Rising prices in Israel's housing market pose a heavy burden to homebuyers and renters alike. But while attention is mostly directed toward the hardships endured by homebuyers, renters find themselves in a similar bind if they live in the greater Tel Aviv area or the central region.

An analysis published on Sunday by the Housing and Construction Ministry on home construction in the second quarter of this year says that since 2007 average rent has risen from 30% of the average salary to 38%. Meanwhile buyers are faced with paying 135 average monthly salaries for an average-priced home, compared with 132 salaries last year.

The report, partially based on figures from the Central Bureau of Statistics, shows that the average rent in the first half of 2013 reached NIS 3,436 — 4.5% more than the average rent in 2012. The steepest increases were registered in Tel Aviv (6.8%) and Jerusalem (4%).

The report also shows that average rent in Israel has risen by 49% since 2008. Tel Aviv registered a 61% increase over the same period while its satellite cities and the Sharon region experienced a 53% increase. In outlying cities in the north and south of the country rents climbed more moderately, by around 40%.

Average rent for an apartment has reached NIS 5,117 a month in Tel Aviv, representing 56% of the average gross monthly wage; NIS 4,047 (44.5% of the average wage) in the Sharon region; NIS 3,770 (41% of the average wage) in Jerusalem; and NIS 3,570 (39% of the average wage) in cities surrounding Tel Aviv. In Haifa, however, rent is much cheaper — just NIS 2,312 a month, equivalent to 25% of the average monthly pay slip.

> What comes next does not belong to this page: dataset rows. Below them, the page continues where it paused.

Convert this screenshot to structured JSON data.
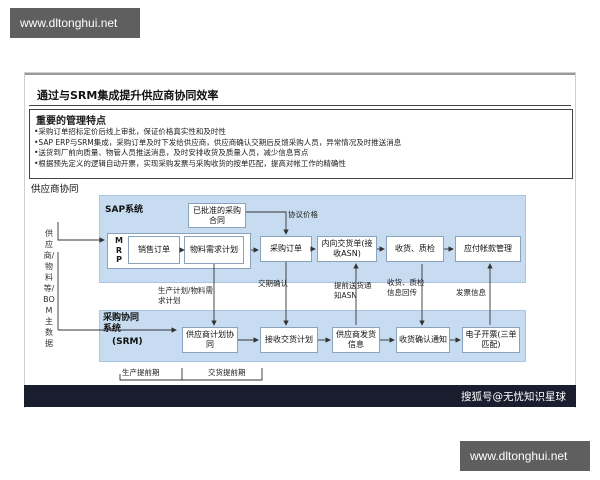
{
  "watermark": {
    "top": "www.dltonghui.net",
    "bottom": "www.dltonghui.net"
  },
  "slide": {
    "title": "通过与SRM集成提升供应商协同效率",
    "features_heading": "重要的管理特点",
    "features": [
      "•采购订单招标定价后线上审批，保证价格真实性和及时性",
      "•SAP ERP与SRM集成，采购订单及时下发给供应商，供应商确认交期后反馈采购人员，异常情况及时推送消息",
      "•送货到厂前向质量、物管人员推送消息，及时安排收货及质量人员，减少信息宵点",
      "•根据预先定义的逻辑自动开票，实现采购发票与采购收货的按单匹配，提高对帐工作的精确性"
    ],
    "section_title": "供应商协同",
    "vertical_label": "供应商/物料等/BOM主数据"
  },
  "diagram": {
    "sap_title": "SAP系统",
    "srm_title_line1": "采购协同",
    "srm_title_line2": "系统",
    "srm_code": "(SRM)",
    "mrp_label": "MRP",
    "sap_boxes": {
      "approved_contract": "已批准的采购合同",
      "sales_order": "销售订单",
      "material_plan": "物料需求计划",
      "purchase_order": "采购订单",
      "inbound_delivery": "内向交货单(接收ASN)",
      "receipt_qc": "收货、质检",
      "ap_invoice": "应付帐款管理"
    },
    "srm_boxes": {
      "supplier_plan": "供应商计划协同",
      "accept_plan": "接收交货计划",
      "supplier_ship": "供应商发货信息",
      "receipt_notice": "收货确认通知",
      "e_invoice": "电子开票(三单匹配)"
    },
    "notes": {
      "agreed_price": "协议价格",
      "prod_material_plan": "生产计划/物料需求计划",
      "delivery_confirm": "交期确认",
      "advance_ship_asn": "提前送货通知ASN",
      "receipt_qc_feedback": "收货、质检信息回传",
      "invoice_info": "发票信息",
      "prod_lead": "生产提前期",
      "ship_lead": "交货提前期"
    }
  },
  "footer": {
    "text": "搜狐号@无忧知识星球"
  },
  "colors": {
    "band": "#c7dcf0",
    "footer": "#1a1d2e",
    "watermark": "#5f5f5f"
  }
}
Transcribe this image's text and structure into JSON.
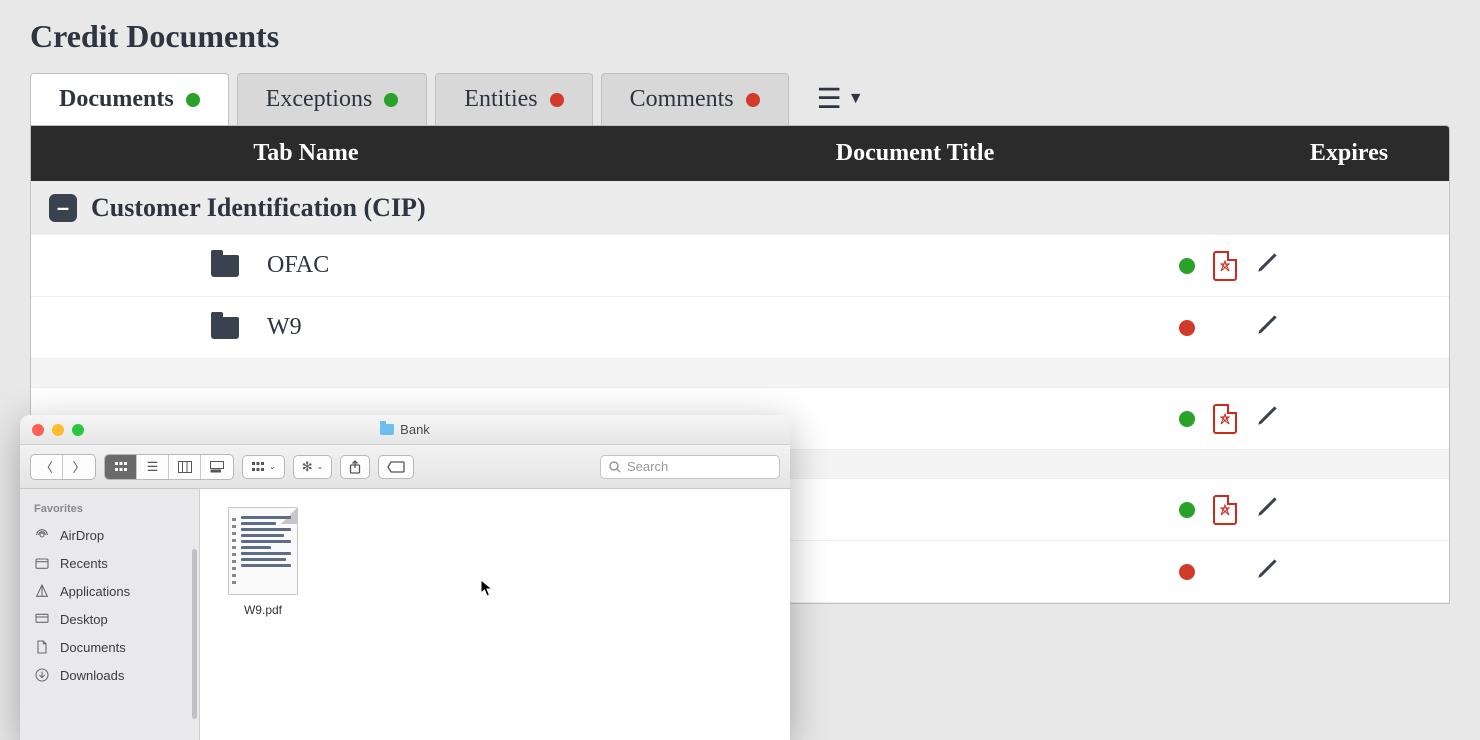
{
  "page": {
    "title": "Credit Documents"
  },
  "tabs": [
    {
      "label": "Documents",
      "status": "green",
      "active": true
    },
    {
      "label": "Exceptions",
      "status": "green",
      "active": false
    },
    {
      "label": "Entities",
      "status": "red",
      "active": false
    },
    {
      "label": "Comments",
      "status": "red",
      "active": false
    }
  ],
  "columns": {
    "tabName": "Tab Name",
    "docTitle": "Document Title",
    "expires": "Expires"
  },
  "group": {
    "label": "Customer Identification (CIP)"
  },
  "rows": [
    {
      "name": "OFAC",
      "status": "green",
      "hasPdf": true,
      "alt": false
    },
    {
      "name": "W9",
      "status": "red",
      "hasPdf": false,
      "alt": false
    },
    {
      "name": "",
      "status": "",
      "hasPdf": false,
      "alt": true
    },
    {
      "name": "",
      "status": "green",
      "hasPdf": true,
      "alt": false
    },
    {
      "name": "",
      "status": "",
      "hasPdf": false,
      "alt": true
    },
    {
      "name": "",
      "status": "green",
      "hasPdf": true,
      "alt": false
    },
    {
      "name": "",
      "status": "red",
      "hasPdf": false,
      "alt": false
    }
  ],
  "finder": {
    "title": "Bank",
    "search_placeholder": "Search",
    "favorites_heading": "Favorites",
    "favorites": [
      "AirDrop",
      "Recents",
      "Applications",
      "Desktop",
      "Documents",
      "Downloads"
    ],
    "file": {
      "name": "W9.pdf"
    }
  }
}
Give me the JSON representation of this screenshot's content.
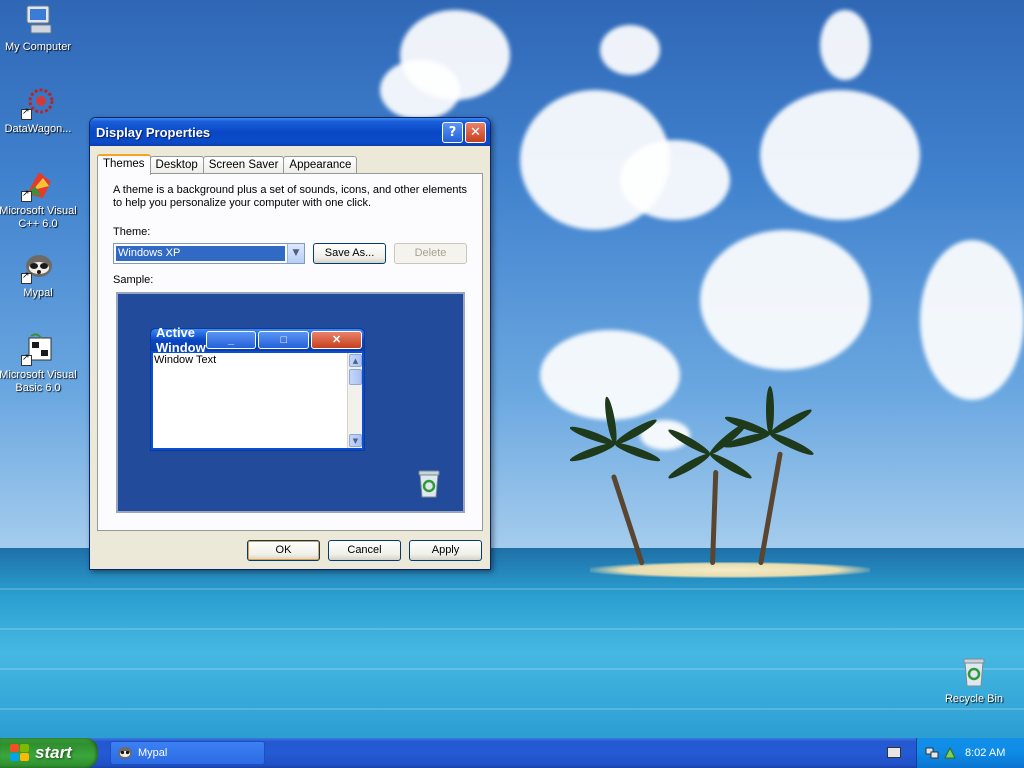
{
  "desktop": {
    "icons": [
      {
        "name": "my-computer",
        "label": "My Computer"
      },
      {
        "name": "datawagon",
        "label": "DataWagon..."
      },
      {
        "name": "ms-visual-cpp",
        "label": "Microsoft Visual C++ 6.0"
      },
      {
        "name": "mypal",
        "label": "Mypal"
      },
      {
        "name": "ms-visual-basic",
        "label": "Microsoft Visual Basic 6.0"
      },
      {
        "name": "recycle-bin",
        "label": "Recycle Bin"
      }
    ]
  },
  "dialog": {
    "title": "Display Properties",
    "help_label": "?",
    "close_label": "✕",
    "tabs": [
      {
        "label": "Themes",
        "active": true
      },
      {
        "label": "Desktop"
      },
      {
        "label": "Screen Saver"
      },
      {
        "label": "Appearance"
      }
    ],
    "description": "A theme is a background plus a set of sounds, icons, and other elements to help you personalize your computer with one click.",
    "theme_label": "Theme:",
    "theme_value": "Windows XP",
    "save_as_label": "Save As...",
    "delete_label": "Delete",
    "sample_label": "Sample:",
    "sample_window": {
      "title": "Active Window",
      "body_text": "Window Text"
    },
    "ok_label": "OK",
    "cancel_label": "Cancel",
    "apply_label": "Apply"
  },
  "taskbar": {
    "start_label": "start",
    "items": [
      {
        "label": "Mypal"
      }
    ],
    "clock": "8:02 AM"
  },
  "colors": {
    "titlebar": "#0a48c6",
    "dialog_bg": "#ece9d8",
    "selection": "#316ac5",
    "taskbar": "#245ad4",
    "start_button": "#3ba63b"
  }
}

It should be noted that average salaries in the Tel Aviv area and the Sharon region are higher than the national average. But in any case the data shows that workers earning average or lower-than-average salaries are severely limited in their ability to rent in the more desirable areas.

Slight drop in prices

Buying a home continues to grow more onerous, according to the report: Prices are climbing faster than wages. In 2008 the number of average monthly salaries needed to buy a home was just 103 compared with 135 this year.

"It should be noted that the main reason the number of salaries needed to buy a home rose significantly in recent years is the fact that from 2005 to 2013 wages grew by just 3% in real terms while home prices rose by 44% in real terms — slightly higher than the growth in national product, approximately 42%, during this period," the report says. Average household income stood at NIS 12,345 a month in 2011 according to statistics bureau figures, with 92 average months of net household income required for purchasing a home.

The survey found that during the second quarter of this year housing prices slightly declined from the first quarter. The average cost of a home in the second quarter was NIS 1.22 million, 3% less than in the first quarter and 2.9% more after adjusting for inflation in the second quarter of 2012.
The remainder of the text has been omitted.